Rozdział 6
Z moich oczu zaczęły lecieć łzy. Nie wiem, czemu w tej chwili. Może to przez emocje? Co ja mam teraz zrobić? Nie mam tu nikogo, kto by mi pomógł. Chyba, że... pójdę do Granta. Ale on teraz jest z rodziną albo nie ma go w domu. Ale też, co mi szkodzi? Ruszyłam w stronę domu chłopaka, którego nie dawno poznałam. Gdy tam dotarłam nie byłam w stanie podejść do drzwi. Nie chciałam zakłócać jego radości. Widziałam jak się cieszy z rodziną. To był błąd tu przychodzić. Usiadłam na mokrym chodniku.

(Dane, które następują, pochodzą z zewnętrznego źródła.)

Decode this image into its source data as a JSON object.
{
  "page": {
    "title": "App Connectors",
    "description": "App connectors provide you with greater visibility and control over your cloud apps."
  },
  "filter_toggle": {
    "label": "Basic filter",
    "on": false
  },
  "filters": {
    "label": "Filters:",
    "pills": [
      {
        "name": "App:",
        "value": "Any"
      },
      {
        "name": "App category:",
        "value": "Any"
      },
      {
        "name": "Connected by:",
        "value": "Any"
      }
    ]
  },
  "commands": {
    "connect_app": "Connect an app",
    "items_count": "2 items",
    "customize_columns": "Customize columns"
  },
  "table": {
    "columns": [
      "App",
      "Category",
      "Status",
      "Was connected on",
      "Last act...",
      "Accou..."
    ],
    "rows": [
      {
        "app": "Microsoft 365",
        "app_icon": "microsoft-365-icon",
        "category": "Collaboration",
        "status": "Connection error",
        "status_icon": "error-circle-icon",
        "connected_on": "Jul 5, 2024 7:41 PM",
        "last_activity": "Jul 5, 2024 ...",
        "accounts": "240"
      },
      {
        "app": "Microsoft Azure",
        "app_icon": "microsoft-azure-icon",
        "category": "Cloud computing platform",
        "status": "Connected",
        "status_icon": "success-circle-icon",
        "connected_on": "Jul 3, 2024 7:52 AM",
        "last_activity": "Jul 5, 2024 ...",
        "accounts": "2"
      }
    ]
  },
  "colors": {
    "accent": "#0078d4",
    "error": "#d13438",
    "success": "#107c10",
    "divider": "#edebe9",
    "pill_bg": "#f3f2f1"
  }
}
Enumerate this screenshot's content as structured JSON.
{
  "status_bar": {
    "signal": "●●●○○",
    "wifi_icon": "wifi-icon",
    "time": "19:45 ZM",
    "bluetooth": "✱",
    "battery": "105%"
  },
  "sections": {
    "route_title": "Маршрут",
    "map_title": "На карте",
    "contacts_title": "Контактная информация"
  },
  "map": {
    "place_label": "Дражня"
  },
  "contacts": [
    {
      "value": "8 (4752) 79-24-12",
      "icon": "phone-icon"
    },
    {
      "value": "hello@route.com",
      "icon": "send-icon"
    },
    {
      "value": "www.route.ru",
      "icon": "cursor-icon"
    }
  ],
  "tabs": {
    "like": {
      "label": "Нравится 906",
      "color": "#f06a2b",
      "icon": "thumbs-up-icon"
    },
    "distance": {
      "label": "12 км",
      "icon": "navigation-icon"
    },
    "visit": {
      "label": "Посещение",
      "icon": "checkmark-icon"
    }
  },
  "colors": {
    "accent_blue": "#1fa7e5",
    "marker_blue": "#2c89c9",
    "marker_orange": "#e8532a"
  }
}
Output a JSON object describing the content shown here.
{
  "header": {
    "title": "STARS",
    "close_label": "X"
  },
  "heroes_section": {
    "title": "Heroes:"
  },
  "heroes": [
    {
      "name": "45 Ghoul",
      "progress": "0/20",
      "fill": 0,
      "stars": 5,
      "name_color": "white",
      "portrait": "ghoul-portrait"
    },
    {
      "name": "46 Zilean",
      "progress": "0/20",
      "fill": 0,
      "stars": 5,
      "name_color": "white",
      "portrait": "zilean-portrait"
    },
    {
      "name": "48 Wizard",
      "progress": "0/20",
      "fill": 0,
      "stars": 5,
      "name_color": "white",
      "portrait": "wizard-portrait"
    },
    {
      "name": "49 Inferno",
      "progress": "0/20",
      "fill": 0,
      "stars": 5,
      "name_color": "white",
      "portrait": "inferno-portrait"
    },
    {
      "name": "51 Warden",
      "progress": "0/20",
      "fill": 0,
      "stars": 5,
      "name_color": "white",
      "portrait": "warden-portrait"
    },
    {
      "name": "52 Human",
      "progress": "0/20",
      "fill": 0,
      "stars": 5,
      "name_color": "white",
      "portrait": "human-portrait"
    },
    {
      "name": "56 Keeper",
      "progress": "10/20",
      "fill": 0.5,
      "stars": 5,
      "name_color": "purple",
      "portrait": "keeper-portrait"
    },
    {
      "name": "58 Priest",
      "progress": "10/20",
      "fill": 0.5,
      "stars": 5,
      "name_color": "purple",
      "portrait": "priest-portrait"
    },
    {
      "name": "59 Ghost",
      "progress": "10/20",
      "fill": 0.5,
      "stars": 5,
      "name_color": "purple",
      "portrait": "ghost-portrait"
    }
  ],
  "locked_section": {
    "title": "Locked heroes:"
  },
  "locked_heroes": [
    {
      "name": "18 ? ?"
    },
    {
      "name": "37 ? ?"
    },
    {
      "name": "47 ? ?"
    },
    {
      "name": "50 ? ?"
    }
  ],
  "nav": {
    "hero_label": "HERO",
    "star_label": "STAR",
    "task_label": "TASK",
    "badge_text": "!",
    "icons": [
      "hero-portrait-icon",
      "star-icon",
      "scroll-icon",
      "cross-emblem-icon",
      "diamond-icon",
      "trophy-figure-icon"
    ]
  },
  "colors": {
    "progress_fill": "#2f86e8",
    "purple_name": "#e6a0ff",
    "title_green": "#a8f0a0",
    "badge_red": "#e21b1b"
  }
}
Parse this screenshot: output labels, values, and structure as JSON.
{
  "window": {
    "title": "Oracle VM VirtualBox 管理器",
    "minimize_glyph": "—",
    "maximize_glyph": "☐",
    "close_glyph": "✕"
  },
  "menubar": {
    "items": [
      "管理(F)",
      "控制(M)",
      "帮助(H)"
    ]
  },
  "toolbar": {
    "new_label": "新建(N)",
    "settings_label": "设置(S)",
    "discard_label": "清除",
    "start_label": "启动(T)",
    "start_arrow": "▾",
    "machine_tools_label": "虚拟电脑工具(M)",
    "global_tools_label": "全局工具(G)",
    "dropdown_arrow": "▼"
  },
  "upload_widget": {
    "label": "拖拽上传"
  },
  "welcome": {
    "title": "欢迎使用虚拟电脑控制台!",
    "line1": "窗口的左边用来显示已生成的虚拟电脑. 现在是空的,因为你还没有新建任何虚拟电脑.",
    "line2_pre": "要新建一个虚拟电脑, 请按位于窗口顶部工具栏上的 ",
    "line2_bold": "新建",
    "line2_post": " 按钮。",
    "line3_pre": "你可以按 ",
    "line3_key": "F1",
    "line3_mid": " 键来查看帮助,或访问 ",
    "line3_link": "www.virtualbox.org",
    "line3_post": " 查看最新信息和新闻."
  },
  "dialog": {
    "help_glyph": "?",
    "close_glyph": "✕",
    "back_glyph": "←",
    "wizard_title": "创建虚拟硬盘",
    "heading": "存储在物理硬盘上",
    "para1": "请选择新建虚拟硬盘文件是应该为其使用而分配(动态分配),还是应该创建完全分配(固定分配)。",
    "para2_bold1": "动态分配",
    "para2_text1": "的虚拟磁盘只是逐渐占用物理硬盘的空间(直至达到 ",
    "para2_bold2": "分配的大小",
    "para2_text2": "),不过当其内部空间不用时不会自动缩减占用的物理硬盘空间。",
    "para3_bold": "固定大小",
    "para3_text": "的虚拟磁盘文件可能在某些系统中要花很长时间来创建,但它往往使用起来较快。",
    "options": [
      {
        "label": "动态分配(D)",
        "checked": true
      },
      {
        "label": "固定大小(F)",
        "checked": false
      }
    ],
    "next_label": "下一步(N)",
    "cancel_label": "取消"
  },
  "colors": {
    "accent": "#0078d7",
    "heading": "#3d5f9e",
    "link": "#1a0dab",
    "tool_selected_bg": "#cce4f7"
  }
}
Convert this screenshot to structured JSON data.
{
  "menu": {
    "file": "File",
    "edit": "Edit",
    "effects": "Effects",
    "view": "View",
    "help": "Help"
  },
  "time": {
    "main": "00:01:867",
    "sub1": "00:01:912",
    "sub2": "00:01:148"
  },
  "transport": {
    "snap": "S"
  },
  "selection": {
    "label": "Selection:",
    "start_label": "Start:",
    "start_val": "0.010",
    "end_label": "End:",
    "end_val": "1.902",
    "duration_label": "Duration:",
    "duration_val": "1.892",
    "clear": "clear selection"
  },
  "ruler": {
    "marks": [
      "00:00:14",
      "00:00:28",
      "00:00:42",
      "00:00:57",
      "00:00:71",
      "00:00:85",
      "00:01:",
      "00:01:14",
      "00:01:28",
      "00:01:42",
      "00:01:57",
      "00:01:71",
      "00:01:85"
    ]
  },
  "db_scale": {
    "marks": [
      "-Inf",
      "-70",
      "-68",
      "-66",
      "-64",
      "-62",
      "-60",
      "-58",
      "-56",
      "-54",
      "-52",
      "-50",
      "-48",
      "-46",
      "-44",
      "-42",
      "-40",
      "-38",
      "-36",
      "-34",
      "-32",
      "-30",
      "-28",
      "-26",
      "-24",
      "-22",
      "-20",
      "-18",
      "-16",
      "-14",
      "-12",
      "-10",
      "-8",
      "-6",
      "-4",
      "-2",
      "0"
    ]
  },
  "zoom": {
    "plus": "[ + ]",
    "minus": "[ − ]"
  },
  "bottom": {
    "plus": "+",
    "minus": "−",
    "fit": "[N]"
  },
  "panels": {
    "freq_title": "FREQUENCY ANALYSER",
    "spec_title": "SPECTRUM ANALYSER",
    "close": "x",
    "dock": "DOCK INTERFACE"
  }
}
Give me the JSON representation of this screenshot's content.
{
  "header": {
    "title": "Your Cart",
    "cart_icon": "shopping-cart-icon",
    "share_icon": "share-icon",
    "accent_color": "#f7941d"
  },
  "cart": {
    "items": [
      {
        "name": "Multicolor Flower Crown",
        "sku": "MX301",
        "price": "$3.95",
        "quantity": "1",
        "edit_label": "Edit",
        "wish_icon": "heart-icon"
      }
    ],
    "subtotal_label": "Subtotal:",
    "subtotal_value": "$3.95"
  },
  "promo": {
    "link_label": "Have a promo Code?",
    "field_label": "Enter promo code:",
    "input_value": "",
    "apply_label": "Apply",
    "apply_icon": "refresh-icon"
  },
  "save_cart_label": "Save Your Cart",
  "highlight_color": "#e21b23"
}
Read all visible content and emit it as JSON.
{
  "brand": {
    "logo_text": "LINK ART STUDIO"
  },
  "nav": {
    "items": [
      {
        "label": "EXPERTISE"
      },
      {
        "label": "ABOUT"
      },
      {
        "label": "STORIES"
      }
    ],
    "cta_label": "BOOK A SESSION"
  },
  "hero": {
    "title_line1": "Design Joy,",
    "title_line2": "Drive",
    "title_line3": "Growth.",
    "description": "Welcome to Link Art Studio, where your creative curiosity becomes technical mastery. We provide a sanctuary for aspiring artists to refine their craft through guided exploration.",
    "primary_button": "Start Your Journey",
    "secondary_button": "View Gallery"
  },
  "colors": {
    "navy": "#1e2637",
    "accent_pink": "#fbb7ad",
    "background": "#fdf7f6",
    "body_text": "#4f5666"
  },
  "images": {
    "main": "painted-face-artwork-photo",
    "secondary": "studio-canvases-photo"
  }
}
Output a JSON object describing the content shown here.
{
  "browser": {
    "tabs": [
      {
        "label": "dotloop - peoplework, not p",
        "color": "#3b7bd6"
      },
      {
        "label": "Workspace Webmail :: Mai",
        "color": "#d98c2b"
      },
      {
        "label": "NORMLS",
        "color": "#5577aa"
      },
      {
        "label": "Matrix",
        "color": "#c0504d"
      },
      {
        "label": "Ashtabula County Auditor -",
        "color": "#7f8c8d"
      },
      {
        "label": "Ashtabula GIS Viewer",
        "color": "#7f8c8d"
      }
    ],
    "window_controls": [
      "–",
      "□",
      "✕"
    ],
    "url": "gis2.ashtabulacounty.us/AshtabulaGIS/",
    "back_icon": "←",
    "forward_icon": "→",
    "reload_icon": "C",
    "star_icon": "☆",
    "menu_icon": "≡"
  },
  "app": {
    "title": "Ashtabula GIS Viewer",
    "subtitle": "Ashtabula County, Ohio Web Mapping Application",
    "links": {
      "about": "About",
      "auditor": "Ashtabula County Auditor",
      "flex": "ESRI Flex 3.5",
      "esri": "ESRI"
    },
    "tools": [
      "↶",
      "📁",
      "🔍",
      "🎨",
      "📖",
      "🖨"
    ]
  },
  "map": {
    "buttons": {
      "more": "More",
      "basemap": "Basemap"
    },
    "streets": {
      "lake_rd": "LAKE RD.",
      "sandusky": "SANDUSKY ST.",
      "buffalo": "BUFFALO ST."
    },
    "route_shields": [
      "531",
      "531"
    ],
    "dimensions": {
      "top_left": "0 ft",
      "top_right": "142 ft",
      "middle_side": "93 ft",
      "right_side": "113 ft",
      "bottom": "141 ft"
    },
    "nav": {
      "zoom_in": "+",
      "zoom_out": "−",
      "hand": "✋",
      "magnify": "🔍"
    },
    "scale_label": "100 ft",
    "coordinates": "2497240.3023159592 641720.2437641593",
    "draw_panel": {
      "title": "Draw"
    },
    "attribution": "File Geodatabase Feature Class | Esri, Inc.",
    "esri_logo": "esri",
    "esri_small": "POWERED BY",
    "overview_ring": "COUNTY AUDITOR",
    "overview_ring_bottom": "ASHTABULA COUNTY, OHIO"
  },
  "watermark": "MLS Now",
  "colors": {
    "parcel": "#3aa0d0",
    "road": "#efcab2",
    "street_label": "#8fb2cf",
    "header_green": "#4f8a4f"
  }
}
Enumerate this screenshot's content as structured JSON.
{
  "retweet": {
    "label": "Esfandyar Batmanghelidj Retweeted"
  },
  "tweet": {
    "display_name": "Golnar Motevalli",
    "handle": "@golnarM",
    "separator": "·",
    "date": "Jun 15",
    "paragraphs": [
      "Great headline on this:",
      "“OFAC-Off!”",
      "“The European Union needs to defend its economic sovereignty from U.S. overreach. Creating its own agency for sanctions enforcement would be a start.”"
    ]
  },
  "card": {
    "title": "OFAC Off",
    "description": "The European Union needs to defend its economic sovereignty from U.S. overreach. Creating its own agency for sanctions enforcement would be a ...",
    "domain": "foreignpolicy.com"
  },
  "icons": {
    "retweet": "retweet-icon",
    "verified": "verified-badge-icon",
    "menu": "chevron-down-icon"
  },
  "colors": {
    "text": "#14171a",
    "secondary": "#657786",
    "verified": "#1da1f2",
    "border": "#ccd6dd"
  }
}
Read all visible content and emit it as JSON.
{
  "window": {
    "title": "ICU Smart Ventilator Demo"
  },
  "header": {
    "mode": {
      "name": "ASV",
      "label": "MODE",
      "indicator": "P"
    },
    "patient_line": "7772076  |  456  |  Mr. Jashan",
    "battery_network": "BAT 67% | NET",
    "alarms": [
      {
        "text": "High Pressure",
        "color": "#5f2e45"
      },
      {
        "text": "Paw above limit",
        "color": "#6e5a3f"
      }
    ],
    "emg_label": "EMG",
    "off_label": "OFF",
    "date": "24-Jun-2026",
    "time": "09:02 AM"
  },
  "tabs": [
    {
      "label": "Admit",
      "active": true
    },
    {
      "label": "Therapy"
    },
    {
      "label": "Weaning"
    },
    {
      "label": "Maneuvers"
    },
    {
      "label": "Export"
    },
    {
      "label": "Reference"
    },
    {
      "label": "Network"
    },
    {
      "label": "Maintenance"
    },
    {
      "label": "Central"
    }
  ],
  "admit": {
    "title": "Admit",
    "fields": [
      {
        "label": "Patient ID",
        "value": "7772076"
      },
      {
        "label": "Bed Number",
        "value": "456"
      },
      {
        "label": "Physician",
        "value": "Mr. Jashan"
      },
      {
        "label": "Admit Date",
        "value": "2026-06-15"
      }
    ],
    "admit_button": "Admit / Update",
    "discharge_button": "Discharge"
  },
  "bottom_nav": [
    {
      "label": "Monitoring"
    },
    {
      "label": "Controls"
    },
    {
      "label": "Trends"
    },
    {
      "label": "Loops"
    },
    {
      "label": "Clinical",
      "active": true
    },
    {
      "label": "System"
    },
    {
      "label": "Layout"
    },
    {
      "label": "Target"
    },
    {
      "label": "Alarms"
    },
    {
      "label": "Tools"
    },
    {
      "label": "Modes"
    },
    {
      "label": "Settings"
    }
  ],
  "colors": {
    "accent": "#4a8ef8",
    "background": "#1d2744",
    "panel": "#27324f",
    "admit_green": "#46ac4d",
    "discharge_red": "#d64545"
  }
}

Kolejne święta, które są do bani, a nawet gorzej niż poprzednie nie licząc tamtych pamiętnych świąt. W tym roku poznałam chłopaka, który bardzo mi pomógł i zostałam pobita oraz cudem uniknęłam gwałtu.
Wtem poczułam jak ktoś kładzie dłoń na moim ramieniu. Spięłam się. Obróciłam głowę. I to był poważny błąd. Przede mną stał Grant. Był uśmiechnięty, ale gdy zobaczył jak wyglądam jego wyraz twarzy od razu zmienił się. Wstałam.
— Kto ci to zrobił? — Zapytał poważnie.
Nie odpowiedziałam mu. Nie chciałam. Mogłam tu nie przychodzić. Tylko się narzucam. Niepotrzebnie. Są święta i powinien mieć spokój.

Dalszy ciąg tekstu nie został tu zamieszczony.